Структура отечественной повседневности впитывает в себя все эти тенденции, что находит, порой, неожиданное выражение. Рассмотрим один из таких примеров.

Ухо рекламы

У весьма уважаемой радиостанции «Эхо Москвы» не так давно образовался странный для демократического информационного канала синдром. Примерно по два раза в час из уст ведущих раздавалось хорошо знакомое имя. Речь шла о рекламе одного из проектов радиостанции с названием «Одна семья времен Владимира Путина». Журналистам радиостанции, видимо, казалось, что это [268] новая, нетривиальная и задиристая идея — противопоставить официозу пропаганды приватную жизнь никому не известной российской семьи (от бабушек и дедушек до кошечек и собачек, обитающих в ней). Проект с треском проваливался, поскольку назойливая жизнерадостность Матвея Ганопольского, только что выпустившего на телеэкраны свой такой же жизнерадостный фильм, и его коллег очень уж диссонировала с рационально выстроенной рекламой горячо любимого президента. Все это дополнялось бессодержательностью большинства бесед с членами семей. В общем, получились какие-то «идущие вместе с эхом Москвы».

Затем авторы пересмотрели некоторые основные элементы своего проекта, заменив, в частности, полное название программы на рекламную аббревиатуру «ОСВВП» и несколько сгладив пустоту содержания. Видимо, у многих постоянных слушателей радиостанции «Эхо Москвы» зрело возмущение, и, скорее всего, эти неизвестные мне слушатели не стеснялись в выражениях.
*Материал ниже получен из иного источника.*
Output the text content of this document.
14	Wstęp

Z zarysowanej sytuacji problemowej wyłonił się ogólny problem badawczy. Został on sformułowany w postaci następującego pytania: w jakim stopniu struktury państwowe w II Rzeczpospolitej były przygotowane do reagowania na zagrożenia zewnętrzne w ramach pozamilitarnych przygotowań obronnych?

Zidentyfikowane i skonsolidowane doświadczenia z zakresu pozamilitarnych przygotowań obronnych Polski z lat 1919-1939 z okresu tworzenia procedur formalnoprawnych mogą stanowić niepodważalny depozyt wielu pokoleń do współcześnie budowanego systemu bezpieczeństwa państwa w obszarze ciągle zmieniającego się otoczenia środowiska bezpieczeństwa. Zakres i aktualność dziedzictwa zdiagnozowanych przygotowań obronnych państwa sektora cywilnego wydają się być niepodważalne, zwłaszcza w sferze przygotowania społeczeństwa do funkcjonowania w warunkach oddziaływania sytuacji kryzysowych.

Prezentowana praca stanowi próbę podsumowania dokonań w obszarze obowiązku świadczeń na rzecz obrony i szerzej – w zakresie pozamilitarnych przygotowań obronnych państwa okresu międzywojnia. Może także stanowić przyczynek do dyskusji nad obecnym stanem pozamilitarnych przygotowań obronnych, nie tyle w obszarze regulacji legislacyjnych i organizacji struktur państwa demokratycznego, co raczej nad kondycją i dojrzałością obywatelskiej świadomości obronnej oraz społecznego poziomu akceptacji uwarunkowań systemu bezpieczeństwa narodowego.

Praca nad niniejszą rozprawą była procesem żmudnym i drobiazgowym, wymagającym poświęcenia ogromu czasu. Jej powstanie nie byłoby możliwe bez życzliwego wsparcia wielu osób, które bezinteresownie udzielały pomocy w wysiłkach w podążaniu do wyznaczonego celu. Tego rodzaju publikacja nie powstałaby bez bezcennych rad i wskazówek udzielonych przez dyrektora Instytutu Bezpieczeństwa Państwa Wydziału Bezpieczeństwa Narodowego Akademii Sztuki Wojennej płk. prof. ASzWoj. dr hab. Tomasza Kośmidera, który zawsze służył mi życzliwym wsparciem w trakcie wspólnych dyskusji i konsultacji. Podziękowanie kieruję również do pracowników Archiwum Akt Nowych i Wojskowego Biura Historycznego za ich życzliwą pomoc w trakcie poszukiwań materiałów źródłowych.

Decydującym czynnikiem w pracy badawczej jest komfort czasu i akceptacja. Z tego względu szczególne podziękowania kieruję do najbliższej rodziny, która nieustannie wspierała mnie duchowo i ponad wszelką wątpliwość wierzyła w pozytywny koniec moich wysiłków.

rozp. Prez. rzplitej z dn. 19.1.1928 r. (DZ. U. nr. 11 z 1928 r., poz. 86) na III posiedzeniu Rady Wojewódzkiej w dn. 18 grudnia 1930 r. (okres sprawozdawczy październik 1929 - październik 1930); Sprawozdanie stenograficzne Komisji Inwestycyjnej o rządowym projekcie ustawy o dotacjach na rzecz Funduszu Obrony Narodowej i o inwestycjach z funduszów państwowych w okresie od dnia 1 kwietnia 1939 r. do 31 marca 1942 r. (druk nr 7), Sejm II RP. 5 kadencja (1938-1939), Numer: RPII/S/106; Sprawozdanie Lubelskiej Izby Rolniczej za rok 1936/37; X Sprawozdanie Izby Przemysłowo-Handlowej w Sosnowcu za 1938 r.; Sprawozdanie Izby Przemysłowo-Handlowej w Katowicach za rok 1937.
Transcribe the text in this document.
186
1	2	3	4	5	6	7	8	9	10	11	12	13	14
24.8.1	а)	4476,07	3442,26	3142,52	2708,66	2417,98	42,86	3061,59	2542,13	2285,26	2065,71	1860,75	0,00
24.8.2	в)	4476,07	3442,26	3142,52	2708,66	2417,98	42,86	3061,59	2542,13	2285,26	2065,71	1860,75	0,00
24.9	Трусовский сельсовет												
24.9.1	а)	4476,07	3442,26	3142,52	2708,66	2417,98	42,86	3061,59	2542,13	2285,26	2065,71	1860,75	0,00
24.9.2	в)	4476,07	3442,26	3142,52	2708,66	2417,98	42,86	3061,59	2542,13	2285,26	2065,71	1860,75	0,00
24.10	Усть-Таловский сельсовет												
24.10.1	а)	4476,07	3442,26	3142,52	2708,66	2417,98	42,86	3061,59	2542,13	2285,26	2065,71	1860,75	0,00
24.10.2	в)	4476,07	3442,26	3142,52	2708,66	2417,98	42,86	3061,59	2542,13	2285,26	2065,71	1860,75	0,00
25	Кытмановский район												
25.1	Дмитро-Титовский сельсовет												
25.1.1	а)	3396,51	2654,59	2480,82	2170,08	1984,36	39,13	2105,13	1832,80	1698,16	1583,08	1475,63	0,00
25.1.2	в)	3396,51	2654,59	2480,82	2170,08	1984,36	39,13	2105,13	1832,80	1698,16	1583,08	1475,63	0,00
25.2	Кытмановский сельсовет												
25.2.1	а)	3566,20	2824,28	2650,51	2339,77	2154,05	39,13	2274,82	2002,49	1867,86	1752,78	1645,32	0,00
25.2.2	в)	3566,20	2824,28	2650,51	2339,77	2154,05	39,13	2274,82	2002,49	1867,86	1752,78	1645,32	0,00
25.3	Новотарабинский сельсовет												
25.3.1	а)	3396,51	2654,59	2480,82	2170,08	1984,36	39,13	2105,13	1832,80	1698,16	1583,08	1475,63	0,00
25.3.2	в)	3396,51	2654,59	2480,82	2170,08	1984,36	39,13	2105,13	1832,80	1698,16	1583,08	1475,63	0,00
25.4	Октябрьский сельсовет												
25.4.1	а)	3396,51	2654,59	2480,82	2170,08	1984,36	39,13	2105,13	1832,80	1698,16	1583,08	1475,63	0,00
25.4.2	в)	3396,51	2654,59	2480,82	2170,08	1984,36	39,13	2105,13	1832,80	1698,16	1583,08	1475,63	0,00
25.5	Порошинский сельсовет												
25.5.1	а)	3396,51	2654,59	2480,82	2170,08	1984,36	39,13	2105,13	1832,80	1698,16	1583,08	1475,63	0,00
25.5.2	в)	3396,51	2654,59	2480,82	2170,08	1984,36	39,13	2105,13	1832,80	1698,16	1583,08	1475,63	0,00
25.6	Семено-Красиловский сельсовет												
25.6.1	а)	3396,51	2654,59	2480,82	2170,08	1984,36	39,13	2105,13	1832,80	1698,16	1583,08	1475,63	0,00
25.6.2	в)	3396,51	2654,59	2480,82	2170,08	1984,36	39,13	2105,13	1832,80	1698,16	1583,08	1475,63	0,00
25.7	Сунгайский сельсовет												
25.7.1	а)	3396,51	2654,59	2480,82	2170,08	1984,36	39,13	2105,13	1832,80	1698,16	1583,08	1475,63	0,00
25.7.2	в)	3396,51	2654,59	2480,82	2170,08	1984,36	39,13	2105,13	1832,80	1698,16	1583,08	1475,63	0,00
Можно было бы счесть этот факт за досадный эпизод. Однако в те же дни и примерно с такой же частотой петербургское «Эхо Москвы» на голубом глазу рекламировало какого-то (возможно и великого, почти такого же великого, как Президент) дрессировщика Запашного с его тиграми, да еще не самого лучшего из российских бардов Тимура Шаова.

Шло время. Почти всегда в меру самокритичная радиостанция меняла краски, рекламные сленги и уровень жизнерадостности, но суть событий в радиоэфире менялась мало: все так же рекламные перебивки «подпитывали» откровенность общения со слушателями и знаковые демократические эскапады. Тимур Шаов стал звездой «Эха Москвы» из-за каких то особых привязанностей к нему лидеров данной замечательной радиостанции (реакция на возмущения радиослушателей пошлостью песнопений великого барда была почти «звериной»: не замай национальное достояние!), реклама из назойливой становилась почти невыносимой etc.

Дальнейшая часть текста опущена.